Ralph DeYoung: Not coming back


I am sorry to read the Steamboat no longer welcomes the older skiers.

Removing the "young senior pass" prices skiing out of the reach of many seniors. We have been skiing at Steamboat since the late 1980s.

At our age, we no longer can ski seven to eight hours a day. I will be looking for another ski area next year where we are welcome.

It appears the new ski area owners will be pushing seniors out of the sport. My wife and I have had a great time in Steamboat throughtout the years and met many wonderful people in the community but we will not be back in the winter anymore.

Ralph DeYoung

Aiken, S.C.


Wayne Eller 10 years ago

Mr DeYoung is right on target. The ski area needs to remember that the skiers that are now older are indeed the ones that made the ski hill what it is today. We helped it build to what it is today and now they are forgetting us. Can't wait till they get older,something of this nature happens to them and see if they still think it is fair.


JQPUBLIC 10 years ago

billybob...they aren't forgetting....they just plain don't give a damn. Something like this won't happen to them, the ones that make this kind of decision are looking out for their pocketbook, they won't have to worry about counting pennies during their retirement.
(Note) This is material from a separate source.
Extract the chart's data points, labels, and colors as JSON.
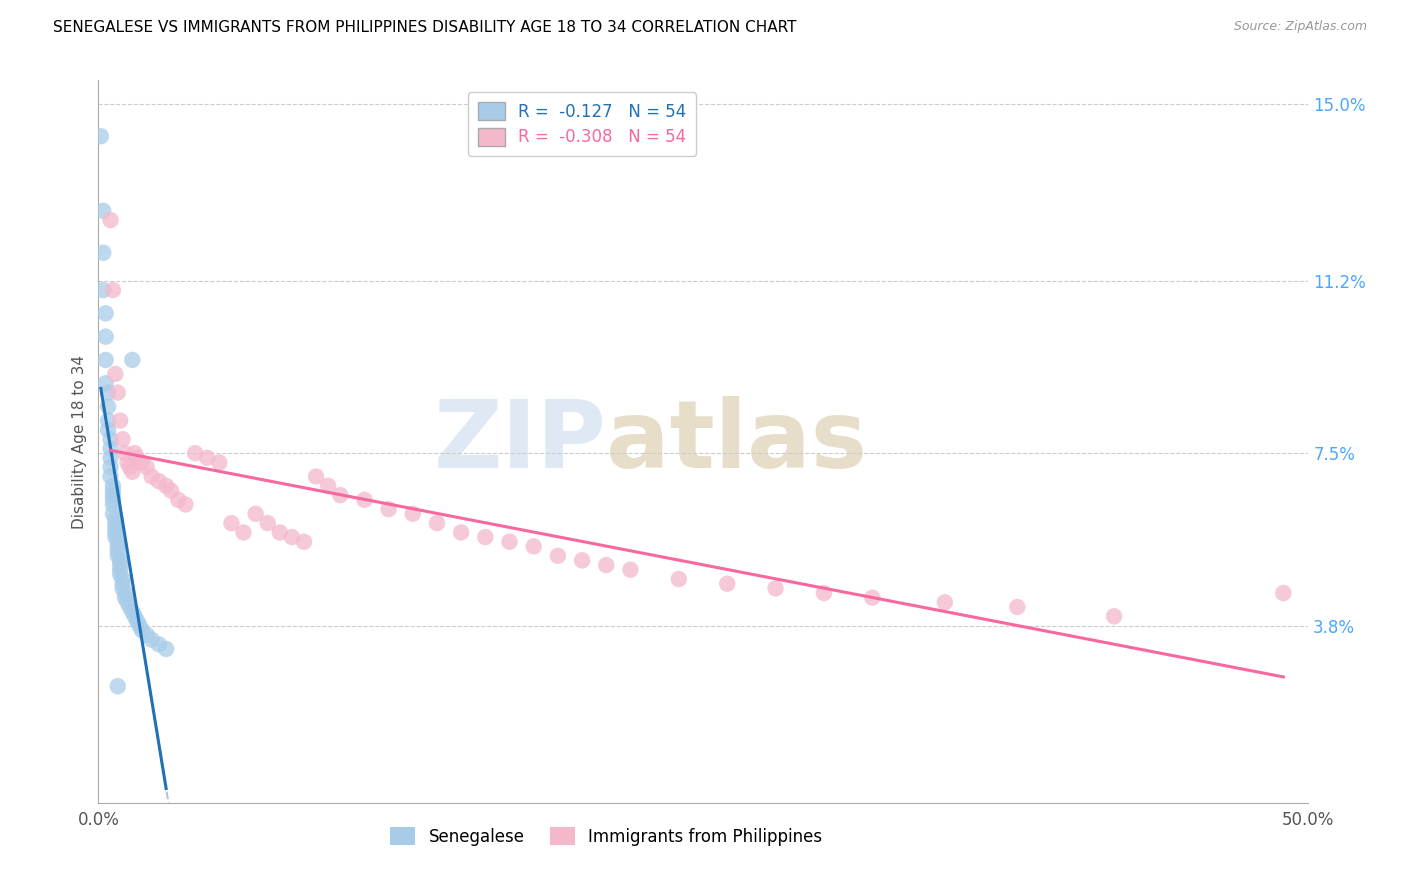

They aren't interested in giving back to those that have paid their dues all their lives, I guess they think the seniors just recently took up skiing because they could receive a discount. I love the attitude... drain them dry, then move on to their kids and grand-kids.... follow that almighty dollar.


seabirth 10 years ago

should the season pass price be changed because those who live in south carolina cannot afford the pass? should ski areas not pay attention to changing demographics when setting season pass prices?

of course, i would love to see season pass prices lower as someone who lives and works in steamboat (and adding a couple other ski areas for a small fee is not cheaper!!!), but steamboat knows they have no competition and will not worry about high pass prices. worry less about senior pass prices, and bitch and complain about the high pass prices for all, or maybe complain that the early season price is barely any reduction on a full priced pass, or maybe that the first tracks program is out of control.... or maybe i'll just face the fact that i love living here despite the way the mountain is managed solely for those who have money.

one day the mountain may realize that those that live and work here (but don't work for the ski hill) have a huge impact on those they want to attract. one cannot help notice that customer service in many establishments in town is not up to par with other ski areas and resorts (hell, just about anyplace)i have visited. maybe they will realize that they depend on the local workforce and the dirt-bags that don't waste money on the mountain (buying $15 hamburgers and $3 sodas) contribute as much to the success of the steamboat ski area as their own employees.

seniors.... welcome to the world of getting screwed by steamboat ski area.... get in the back of the line.


retiredinss 10 years ago

Perhaps sounding like a lawyer---on the one hand I can understand Intrawest's desire to eliminate the young senior pass, as signficant numbers of boomers are reaching 65, the hole created in ski pass revenue with the cheaper pass had to be a problem in the coming years. On the other hand, Intrawest could 'grandfather' those with the pass already--a fixed number--until they turn 70, rather than for only another year. Seems a bit more fair to me. For one, I have a fixed number of dollars to spend annually on skiing, and I will figure out how to get the most for those dollars, which will not include buying the full price pass.